Distracted driving is an ever increasing cause of crashes, from fender benders to fatal crashes, on our roadways. At least 30% of the thirty plus thousand (30,000+) crashes that happen on New Hampshire roadways every year involve some level of distraction.
When we think about distracted driving, we instantly think of electronic devices. Although they are a major part of distraction, anything and everything that we might do that minimizes our focus on our driving is a distraction.
The 3 major types of distraction are visual, manual and mental.
Eyes off the road, hands off the wheel and/or our minds off of our driving translates to an increased risk of crashing.

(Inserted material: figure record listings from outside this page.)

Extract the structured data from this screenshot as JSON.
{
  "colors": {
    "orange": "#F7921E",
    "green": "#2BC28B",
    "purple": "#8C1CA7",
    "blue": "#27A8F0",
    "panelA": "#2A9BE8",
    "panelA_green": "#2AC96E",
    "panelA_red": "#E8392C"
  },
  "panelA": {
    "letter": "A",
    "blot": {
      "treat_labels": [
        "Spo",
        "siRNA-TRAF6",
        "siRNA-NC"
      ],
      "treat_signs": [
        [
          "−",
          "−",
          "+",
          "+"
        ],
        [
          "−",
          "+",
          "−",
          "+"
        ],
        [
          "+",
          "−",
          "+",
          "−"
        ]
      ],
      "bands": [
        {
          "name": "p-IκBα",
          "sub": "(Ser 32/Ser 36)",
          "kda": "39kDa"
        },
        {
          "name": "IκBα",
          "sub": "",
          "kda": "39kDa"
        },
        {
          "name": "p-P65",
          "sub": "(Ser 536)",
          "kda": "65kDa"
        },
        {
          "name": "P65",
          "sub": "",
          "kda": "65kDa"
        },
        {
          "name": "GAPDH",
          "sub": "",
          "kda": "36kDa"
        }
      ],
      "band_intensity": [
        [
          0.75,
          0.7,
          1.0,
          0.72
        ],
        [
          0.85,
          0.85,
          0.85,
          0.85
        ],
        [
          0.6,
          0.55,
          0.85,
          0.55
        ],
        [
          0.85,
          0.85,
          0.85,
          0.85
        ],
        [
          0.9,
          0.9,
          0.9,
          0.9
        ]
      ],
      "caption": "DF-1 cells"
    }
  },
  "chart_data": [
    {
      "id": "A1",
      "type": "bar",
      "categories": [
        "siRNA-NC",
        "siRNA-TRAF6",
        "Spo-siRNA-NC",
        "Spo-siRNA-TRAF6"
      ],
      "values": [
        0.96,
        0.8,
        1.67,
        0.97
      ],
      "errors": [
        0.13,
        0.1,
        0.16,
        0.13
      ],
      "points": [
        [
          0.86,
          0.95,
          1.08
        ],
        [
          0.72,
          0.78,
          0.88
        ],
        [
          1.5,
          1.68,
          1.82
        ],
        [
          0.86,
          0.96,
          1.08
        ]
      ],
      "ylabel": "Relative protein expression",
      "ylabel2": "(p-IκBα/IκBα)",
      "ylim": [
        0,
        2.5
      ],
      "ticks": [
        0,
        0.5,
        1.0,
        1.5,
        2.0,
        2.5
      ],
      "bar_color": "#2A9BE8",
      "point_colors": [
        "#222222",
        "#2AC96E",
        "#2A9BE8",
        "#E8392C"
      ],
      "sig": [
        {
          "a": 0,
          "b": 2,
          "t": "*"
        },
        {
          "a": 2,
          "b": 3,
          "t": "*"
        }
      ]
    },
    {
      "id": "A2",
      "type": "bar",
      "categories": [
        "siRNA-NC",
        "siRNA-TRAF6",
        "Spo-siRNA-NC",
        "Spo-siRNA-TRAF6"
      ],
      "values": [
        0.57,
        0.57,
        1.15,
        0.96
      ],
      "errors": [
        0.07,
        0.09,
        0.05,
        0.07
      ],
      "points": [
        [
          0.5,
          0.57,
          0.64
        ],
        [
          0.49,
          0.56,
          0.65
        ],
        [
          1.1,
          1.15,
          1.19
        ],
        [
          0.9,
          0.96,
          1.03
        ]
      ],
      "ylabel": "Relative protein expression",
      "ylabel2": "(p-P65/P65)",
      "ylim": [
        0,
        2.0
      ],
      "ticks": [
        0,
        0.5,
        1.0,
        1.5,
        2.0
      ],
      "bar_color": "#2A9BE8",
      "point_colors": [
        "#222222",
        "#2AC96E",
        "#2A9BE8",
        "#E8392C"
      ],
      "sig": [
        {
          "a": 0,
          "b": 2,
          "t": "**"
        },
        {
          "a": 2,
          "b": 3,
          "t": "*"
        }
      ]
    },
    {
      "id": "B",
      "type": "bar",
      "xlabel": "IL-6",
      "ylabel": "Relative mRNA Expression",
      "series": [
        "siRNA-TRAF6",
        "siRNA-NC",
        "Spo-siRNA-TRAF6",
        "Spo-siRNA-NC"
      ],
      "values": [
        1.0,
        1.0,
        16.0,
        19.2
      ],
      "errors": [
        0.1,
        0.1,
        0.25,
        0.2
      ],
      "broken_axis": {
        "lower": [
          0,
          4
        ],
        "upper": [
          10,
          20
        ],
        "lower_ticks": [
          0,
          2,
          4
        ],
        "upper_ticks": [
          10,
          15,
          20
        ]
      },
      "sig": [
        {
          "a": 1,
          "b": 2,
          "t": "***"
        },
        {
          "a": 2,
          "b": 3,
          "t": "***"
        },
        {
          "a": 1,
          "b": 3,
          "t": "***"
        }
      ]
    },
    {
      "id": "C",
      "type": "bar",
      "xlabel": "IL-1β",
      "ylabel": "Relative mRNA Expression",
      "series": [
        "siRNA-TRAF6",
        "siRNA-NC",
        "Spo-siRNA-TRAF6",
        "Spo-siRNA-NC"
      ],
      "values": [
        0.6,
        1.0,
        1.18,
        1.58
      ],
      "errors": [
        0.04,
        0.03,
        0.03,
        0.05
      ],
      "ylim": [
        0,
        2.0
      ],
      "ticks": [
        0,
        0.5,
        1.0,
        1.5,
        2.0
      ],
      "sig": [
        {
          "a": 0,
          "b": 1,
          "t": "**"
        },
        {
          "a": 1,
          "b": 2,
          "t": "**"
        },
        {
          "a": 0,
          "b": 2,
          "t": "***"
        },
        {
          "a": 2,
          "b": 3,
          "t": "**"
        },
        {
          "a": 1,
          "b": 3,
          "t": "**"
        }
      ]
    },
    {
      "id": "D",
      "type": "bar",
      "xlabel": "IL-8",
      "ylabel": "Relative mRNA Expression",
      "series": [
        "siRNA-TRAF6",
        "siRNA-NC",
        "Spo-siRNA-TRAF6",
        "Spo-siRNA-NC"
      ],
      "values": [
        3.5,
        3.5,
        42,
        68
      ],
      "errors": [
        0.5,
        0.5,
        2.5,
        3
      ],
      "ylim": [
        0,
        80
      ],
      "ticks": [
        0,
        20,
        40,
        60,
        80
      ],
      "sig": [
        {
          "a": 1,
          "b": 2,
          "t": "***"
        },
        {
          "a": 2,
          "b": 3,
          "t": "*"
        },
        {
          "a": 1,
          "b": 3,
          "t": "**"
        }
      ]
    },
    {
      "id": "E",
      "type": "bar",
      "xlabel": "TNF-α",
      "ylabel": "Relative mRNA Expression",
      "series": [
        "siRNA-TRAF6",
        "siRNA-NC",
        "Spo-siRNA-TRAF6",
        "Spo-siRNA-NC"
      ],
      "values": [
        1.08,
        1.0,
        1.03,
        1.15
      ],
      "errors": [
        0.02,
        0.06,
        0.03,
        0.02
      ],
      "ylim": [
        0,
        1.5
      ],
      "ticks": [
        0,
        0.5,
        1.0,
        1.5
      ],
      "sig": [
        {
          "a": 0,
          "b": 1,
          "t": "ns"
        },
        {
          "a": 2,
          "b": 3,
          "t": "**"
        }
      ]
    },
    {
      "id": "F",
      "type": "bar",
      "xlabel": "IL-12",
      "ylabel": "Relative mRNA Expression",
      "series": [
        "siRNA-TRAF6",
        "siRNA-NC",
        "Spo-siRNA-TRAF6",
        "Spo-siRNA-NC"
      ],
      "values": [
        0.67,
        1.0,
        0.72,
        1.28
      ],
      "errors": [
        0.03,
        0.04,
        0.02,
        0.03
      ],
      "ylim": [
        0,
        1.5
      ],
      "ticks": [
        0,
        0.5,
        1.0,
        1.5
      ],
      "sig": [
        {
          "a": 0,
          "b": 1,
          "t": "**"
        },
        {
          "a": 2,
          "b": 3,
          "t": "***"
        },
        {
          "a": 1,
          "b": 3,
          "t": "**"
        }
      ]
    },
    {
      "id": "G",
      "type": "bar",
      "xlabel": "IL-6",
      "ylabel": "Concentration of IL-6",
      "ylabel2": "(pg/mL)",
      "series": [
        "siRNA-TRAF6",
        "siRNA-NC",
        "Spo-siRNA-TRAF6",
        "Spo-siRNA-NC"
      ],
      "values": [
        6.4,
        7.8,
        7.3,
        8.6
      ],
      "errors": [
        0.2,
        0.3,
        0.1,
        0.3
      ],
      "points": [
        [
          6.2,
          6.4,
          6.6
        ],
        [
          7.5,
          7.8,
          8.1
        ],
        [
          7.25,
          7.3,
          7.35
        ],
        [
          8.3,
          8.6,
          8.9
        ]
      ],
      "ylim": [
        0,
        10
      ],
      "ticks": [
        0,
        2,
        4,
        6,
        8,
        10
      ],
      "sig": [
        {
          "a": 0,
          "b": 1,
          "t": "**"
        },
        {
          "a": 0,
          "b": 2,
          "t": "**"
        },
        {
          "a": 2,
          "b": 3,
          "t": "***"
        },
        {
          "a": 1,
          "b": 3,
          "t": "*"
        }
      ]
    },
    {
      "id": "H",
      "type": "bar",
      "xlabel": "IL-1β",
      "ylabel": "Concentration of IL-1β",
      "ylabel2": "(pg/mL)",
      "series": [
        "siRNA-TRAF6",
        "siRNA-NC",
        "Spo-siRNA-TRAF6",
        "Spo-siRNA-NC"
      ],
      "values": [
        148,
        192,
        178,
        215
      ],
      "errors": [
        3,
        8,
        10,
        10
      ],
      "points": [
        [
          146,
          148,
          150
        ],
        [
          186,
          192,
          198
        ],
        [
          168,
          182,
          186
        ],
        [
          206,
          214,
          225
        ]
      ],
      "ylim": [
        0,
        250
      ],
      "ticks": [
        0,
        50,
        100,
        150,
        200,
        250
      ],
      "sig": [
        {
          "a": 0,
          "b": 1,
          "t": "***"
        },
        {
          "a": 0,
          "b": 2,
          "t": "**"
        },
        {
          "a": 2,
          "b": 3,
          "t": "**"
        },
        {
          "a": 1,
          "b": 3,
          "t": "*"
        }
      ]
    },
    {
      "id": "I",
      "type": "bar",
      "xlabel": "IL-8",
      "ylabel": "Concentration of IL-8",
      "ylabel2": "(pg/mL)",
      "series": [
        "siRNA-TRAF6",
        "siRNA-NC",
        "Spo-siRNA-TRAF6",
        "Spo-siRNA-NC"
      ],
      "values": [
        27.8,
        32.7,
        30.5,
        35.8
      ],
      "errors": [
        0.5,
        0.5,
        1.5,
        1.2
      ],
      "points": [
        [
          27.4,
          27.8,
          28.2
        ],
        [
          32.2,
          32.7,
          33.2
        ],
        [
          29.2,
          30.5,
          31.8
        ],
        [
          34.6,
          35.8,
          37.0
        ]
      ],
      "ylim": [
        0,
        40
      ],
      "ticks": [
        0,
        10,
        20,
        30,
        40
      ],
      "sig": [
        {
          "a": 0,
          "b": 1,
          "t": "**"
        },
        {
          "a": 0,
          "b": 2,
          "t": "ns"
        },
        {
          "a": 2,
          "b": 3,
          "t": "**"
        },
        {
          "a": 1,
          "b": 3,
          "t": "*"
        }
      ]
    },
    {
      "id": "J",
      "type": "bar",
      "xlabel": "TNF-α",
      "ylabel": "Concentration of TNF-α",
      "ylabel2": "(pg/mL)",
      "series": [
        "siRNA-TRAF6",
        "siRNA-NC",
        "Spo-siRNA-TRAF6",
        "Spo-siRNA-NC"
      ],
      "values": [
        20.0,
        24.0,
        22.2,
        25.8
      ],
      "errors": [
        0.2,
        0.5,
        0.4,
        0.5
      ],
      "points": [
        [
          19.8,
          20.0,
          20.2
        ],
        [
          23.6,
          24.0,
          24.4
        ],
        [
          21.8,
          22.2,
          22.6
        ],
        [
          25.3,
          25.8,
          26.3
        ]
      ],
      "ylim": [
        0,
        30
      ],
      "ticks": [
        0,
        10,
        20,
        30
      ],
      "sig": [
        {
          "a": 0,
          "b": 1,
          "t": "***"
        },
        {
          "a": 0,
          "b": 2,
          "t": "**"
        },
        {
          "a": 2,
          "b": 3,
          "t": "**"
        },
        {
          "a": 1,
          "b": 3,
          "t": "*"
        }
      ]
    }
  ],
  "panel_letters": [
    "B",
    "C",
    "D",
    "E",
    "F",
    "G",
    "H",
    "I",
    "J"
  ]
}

Research by the Virginia Tech Transportation Institute shows that texting while driving increases our crash risk by 23 times. That is because texting involves all 3 of the major distraction types.
Defining The Problem
The Center for Disease Control (CDC) is very specific in their definition of the problem by stating that distracted driving is ANYTHING that takes your attention away from your driving. They look at the fatality rate on a daily basis by stressing that every day some 9 people die because someone chooses to drive distracted. All of these deaths are preventable. This link to the CDC provides information about the types of distraction, the overall problem, the risk factors, prevention strategies and other resources.

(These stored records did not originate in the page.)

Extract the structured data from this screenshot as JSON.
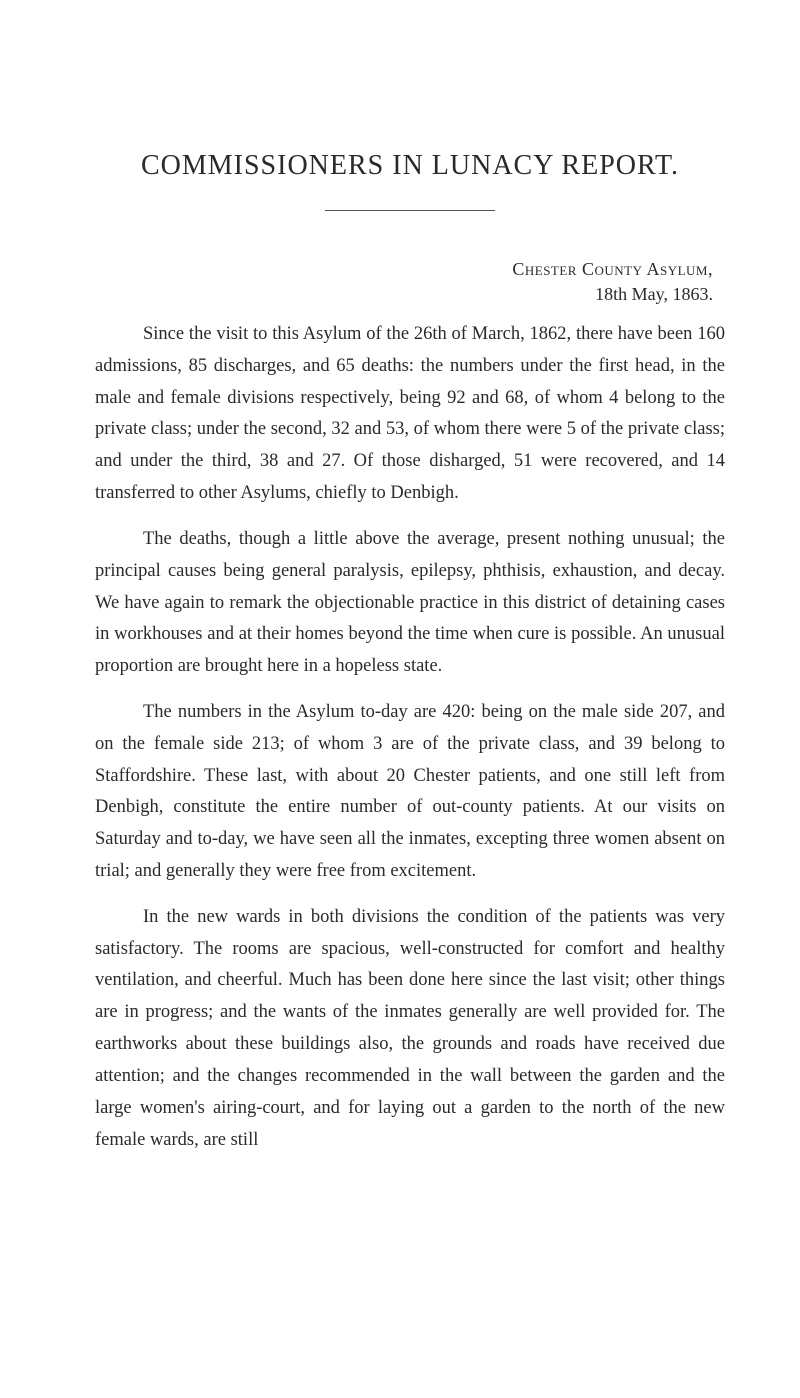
{
  "title": "COMMISSIONERS IN LUNACY REPORT.",
  "subhead": "Chester County Asylum,",
  "dateline": "18th May, 1863.",
  "paragraphs": {
    "p1": "Since the visit to this Asylum of the 26th of March, 1862, there have been 160 admissions, 85 discharges, and 65 deaths: the numbers under the first head, in the male and female divisions respectively, being 92 and 68, of whom 4 belong to the private class; under the second, 32 and 53, of whom there were 5 of the private class; and under the third, 38 and 27. Of those disharged, 51 were recovered, and 14 transferred to other Asylums, chiefly to Denbigh.",
    "p2": "The deaths, though a little above the average, present nothing unusual; the principal causes being general paralysis, epilepsy, phthisis, exhaustion, and decay. We have again to remark the objectionable practice in this district of detaining cases in work­houses and at their homes beyond the time when cure is possible. An unusual proportion are brought here in a hopeless state.",
    "p3": "The numbers in the Asylum to-day are 420: being on the male side 207, and on the female side 213; of whom 3 are of the private class, and 39 belong to Staffordshire. These last, with about 20 Chester patients, and one still left from Denbigh, constitute the entire number of out-county patients. At our visits on Saturday and to-day, we have seen all the inmates, excepting three women absent on trial; and generally they were free from excitement.",
    "p4": "In the new wards in both divisions the condition of the patients was very satisfactory. The rooms are spacious, well-constructed for comfort and healthy ventilation, and cheerful. Much has been done here since the last visit; other things are in progress; and the wants of the inmates generally are well provided for. The earth­works about these buildings also, the grounds and roads have received due attention; and the changes recommended in the wall between the garden and the large women's airing-court, and for laying out a garden to the north of the new female wards, are still"
  }
}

According to the National Highway Traffic Safety Administration, in 2016 alone, 3,450 people were killed by distracted drivers. In 2015, 391,000 were injured in motor vehicle crashes involving distracted drivers.
The reality is that the number of deaths and injuries from distraction are, without much doubt, actually higher because distraction is typically under reported as a cause for crashes. We are not inclined to admit to being distracted, unless we absolutely have to, when we cause a crash.